The hook runs `alint check` against the repo's `.alint.yml`. For auto-fix, add `id: alint-fix`. It's registered under `stages: [manual]` so it only runs when invoked explicitly (`pre-commit run alint-fix`), since fixers mutate the tree.

## Docs

- [**docs/rules.md**](docs/rules.md): per-rule user reference, one entry per rule kind with a YAML example and fix-op cross-reference.
- [**ARCHITECTURE.md**](docs/design/ARCHITECTURE.md): rule model, DSL, execution model, crate layout, plugin model.
- [**ROADMAP.md**](docs/design/ROADMAP.md): scope per version from v0.1 through v1.0.
- [**CHANGELOG.md**](CHANGELOG.md): per-version changes, breaking and otherwise.
- [**docs/benchmarks/METHODOLOGY.md**](docs/benchmarks/METHODOLOGY.md): how benchmarks are measured and published.
- Per-version, per-platform benchmark results under [`docs/benchmarks/<version>/`](docs/benchmarks/).

## Development

```bash
git clone https://github.com/asamarts/alint
cd alint
cargo test --workspace        # 450+ tests; includes end-to-end scenarios
cargo run -- check            # dogfood: alint lints itself
cargo bench -p alint-bench    # criterion micro-benches
```

End-to-end tests live in `crates/alint-e2e/scenarios/` as declarative YAML; adding a new scenario only requires a new file. CLI snapshot tests live in `crates/alint/tests/cli/` under `trycmd`. Property-based invariants are in `crates/alint-e2e/tests/invariants.rs`.

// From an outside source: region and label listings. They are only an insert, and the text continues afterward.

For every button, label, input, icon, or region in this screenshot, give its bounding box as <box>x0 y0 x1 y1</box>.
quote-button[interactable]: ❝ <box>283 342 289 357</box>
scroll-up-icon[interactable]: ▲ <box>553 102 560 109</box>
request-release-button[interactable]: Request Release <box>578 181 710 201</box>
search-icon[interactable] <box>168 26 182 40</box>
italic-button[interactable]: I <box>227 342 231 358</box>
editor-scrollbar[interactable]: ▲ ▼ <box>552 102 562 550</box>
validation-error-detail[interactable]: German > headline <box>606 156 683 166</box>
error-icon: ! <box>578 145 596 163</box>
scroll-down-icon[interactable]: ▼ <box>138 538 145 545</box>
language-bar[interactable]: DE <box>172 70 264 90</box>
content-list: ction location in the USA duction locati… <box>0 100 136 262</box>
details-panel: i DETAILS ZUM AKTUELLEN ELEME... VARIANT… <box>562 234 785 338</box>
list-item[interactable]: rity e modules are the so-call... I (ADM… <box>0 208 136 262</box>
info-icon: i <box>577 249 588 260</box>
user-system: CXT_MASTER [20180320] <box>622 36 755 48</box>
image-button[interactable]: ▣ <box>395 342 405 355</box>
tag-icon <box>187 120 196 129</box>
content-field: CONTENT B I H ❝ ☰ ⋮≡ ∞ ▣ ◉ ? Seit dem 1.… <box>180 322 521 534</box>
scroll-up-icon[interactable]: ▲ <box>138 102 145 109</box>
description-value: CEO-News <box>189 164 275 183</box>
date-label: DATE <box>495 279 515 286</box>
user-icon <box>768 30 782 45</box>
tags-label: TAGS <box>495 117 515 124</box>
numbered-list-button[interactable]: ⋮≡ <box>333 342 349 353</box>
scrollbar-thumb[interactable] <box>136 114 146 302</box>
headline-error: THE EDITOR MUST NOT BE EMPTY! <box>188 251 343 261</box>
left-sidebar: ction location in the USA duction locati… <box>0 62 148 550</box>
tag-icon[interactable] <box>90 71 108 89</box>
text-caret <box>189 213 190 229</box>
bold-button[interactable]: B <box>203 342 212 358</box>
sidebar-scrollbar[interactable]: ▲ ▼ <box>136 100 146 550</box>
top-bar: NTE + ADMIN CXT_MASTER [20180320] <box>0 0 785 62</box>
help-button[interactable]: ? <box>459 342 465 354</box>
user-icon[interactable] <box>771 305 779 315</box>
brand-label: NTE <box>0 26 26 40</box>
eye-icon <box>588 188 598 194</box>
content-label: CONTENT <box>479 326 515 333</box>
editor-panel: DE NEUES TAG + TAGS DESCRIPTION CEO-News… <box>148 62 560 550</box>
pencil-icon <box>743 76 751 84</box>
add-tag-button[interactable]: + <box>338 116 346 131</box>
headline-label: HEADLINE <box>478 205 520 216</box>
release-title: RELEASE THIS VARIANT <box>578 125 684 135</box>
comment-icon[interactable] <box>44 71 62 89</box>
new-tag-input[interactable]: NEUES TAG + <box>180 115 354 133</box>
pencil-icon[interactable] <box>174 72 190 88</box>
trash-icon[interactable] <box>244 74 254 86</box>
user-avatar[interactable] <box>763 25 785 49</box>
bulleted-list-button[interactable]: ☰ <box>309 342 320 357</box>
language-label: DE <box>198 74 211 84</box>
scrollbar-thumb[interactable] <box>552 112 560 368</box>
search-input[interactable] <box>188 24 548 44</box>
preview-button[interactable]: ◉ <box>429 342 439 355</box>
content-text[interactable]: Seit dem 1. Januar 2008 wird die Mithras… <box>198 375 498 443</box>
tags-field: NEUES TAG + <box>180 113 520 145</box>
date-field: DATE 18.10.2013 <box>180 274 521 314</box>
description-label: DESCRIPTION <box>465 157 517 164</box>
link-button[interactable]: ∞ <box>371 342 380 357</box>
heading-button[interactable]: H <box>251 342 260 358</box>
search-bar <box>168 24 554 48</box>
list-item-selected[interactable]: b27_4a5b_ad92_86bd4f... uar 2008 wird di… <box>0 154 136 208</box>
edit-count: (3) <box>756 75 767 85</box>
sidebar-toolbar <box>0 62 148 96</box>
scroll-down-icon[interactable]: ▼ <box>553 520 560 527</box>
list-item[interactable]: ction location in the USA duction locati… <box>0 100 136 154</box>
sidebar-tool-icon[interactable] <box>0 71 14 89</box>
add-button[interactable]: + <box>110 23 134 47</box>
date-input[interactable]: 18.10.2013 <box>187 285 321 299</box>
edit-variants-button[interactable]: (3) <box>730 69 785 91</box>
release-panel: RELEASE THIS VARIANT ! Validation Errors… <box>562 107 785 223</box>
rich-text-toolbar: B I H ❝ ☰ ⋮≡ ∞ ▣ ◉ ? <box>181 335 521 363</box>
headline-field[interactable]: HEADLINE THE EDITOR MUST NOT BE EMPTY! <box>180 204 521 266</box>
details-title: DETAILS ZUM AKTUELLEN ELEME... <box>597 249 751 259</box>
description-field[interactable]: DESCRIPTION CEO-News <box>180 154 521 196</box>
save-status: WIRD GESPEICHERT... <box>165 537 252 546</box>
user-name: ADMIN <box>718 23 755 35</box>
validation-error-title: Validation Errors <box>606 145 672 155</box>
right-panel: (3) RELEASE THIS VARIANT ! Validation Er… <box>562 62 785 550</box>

CI is self-hosted with per-job bash scripts under `ci/scripts/` that run locally or in GitHub Actions unchanged. See [ci/env.example](ci/env.example) for runner setup.

## License

Dual-licensed under either of:

- [Apache License 2.0](LICENSE-APACHE) ([SPDX `Apache-2.0`](https://spdx.org/licenses/Apache-2.0.html))
- [MIT License](LICENSE-MIT) ([SPDX `MIT`](https://spdx.org/licenses/MIT.html))

at your option. Unless you explicitly state otherwise, any contribution intentionally submitted for inclusion in alint shall be dual-licensed as above, without any additional terms or conditions.